L’obligation étant faite aux daimyō tozama (ou daimyō extérieurs) de résider à Edo une année sur deux et d’y laisser en permanence leur famille en garant de fidélité, la ville ne tarde pas à se développer et à attirer les richesses des autres provinces. Edo s’agrandit, englobant progressivement les villages du Musashi (qui gardent encore leurs noms en tant que quartiers de la ville moderne), rayonnant à partir du centre seigneurial et aristocratique établi à l’intérieur des immenses enceintes concentriques du château. Seconde capitale du Japon, Edo dépasse bientôt en ampleur et en population (1 million d’habitants au xviiie s.) la capitale impériale de Kyōto ; elle devient le centre névralgique du pays d’où toutes les grandes routes partent. Gênée dans son expansion vers le nord et l’ouest en raison des collines du Musashi, Edo se tourne vers la mer et se met à conquérir des territoires sur celle-ci en asséchant les marécages côtiers de chaque côté de l’estuaire de la Sumida-gawa, la rivière qui alimente alors la ville en eau. L’extrême densité du peuplement (maisons de bois et de papier) favorise les incendies, qui ont revêtu parfois un caractère catastrophique (en 1657, 1772, 1806).

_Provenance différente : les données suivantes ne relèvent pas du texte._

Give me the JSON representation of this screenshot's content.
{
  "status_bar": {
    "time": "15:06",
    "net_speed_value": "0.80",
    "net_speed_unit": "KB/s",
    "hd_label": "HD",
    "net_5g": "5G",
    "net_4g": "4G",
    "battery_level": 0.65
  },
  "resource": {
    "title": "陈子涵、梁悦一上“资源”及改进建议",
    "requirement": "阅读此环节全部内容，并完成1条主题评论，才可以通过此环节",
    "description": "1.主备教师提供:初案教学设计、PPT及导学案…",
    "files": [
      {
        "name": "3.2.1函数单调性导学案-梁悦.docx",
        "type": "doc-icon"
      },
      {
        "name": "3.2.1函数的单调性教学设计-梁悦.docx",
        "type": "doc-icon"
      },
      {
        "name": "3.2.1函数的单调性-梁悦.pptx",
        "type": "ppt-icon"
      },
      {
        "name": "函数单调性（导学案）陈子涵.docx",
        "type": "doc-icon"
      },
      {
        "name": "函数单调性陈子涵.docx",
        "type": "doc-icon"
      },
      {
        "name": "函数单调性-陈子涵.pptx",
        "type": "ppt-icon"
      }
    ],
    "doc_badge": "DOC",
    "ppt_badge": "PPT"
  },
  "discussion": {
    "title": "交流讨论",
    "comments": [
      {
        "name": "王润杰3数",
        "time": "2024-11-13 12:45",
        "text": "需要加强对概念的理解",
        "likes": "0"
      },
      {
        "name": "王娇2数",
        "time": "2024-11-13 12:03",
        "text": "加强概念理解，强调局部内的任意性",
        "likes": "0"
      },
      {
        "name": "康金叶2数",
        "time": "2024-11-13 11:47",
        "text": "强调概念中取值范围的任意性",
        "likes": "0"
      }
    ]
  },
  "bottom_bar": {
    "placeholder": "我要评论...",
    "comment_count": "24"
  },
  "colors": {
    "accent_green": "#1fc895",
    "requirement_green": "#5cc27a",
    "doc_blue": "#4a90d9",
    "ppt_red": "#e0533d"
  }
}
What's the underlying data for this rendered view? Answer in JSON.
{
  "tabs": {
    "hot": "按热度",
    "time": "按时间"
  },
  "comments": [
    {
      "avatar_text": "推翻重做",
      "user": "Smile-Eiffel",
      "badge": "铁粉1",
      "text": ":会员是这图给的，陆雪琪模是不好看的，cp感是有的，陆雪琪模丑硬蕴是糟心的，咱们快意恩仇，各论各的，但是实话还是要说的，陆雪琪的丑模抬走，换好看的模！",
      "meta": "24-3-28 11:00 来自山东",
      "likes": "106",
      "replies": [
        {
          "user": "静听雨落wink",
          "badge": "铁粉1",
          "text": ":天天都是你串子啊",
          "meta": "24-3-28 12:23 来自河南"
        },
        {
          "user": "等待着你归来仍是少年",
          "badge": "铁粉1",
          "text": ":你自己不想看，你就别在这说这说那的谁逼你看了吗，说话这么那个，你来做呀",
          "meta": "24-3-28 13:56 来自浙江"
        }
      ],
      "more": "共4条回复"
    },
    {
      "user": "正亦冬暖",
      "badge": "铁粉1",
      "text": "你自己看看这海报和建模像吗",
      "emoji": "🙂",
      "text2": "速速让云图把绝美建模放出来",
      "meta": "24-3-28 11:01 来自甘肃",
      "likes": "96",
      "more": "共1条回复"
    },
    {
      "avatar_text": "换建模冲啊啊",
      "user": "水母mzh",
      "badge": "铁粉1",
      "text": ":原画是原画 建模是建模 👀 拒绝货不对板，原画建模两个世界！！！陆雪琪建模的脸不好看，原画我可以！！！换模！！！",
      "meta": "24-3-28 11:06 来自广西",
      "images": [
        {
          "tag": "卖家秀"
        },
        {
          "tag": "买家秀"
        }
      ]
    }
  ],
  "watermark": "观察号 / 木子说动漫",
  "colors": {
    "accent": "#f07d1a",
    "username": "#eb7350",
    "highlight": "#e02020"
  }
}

Mais chaque fois un nouvel urbanisme vient modifier le plan de la ville, agrandissant l’espace urbain et élargissant les rues ; on conserve toutefois les artères rayonnantes étroites et tortueuses afin d’éviter qu’une attaque éventuelle puisse parvenir trop facilement au cœur de la ville. Une civilisation particulière au Japon se développe dans cette fourmilière humaine, avec ses arts spécifiques, sa littérature, ses us et coutumes. Le port d’Edo servant de relais obligatoire entre les provinces du Nord et celles du Centre, la ville s’enrichit considérablement et voit le triomphe de la classe des marchands.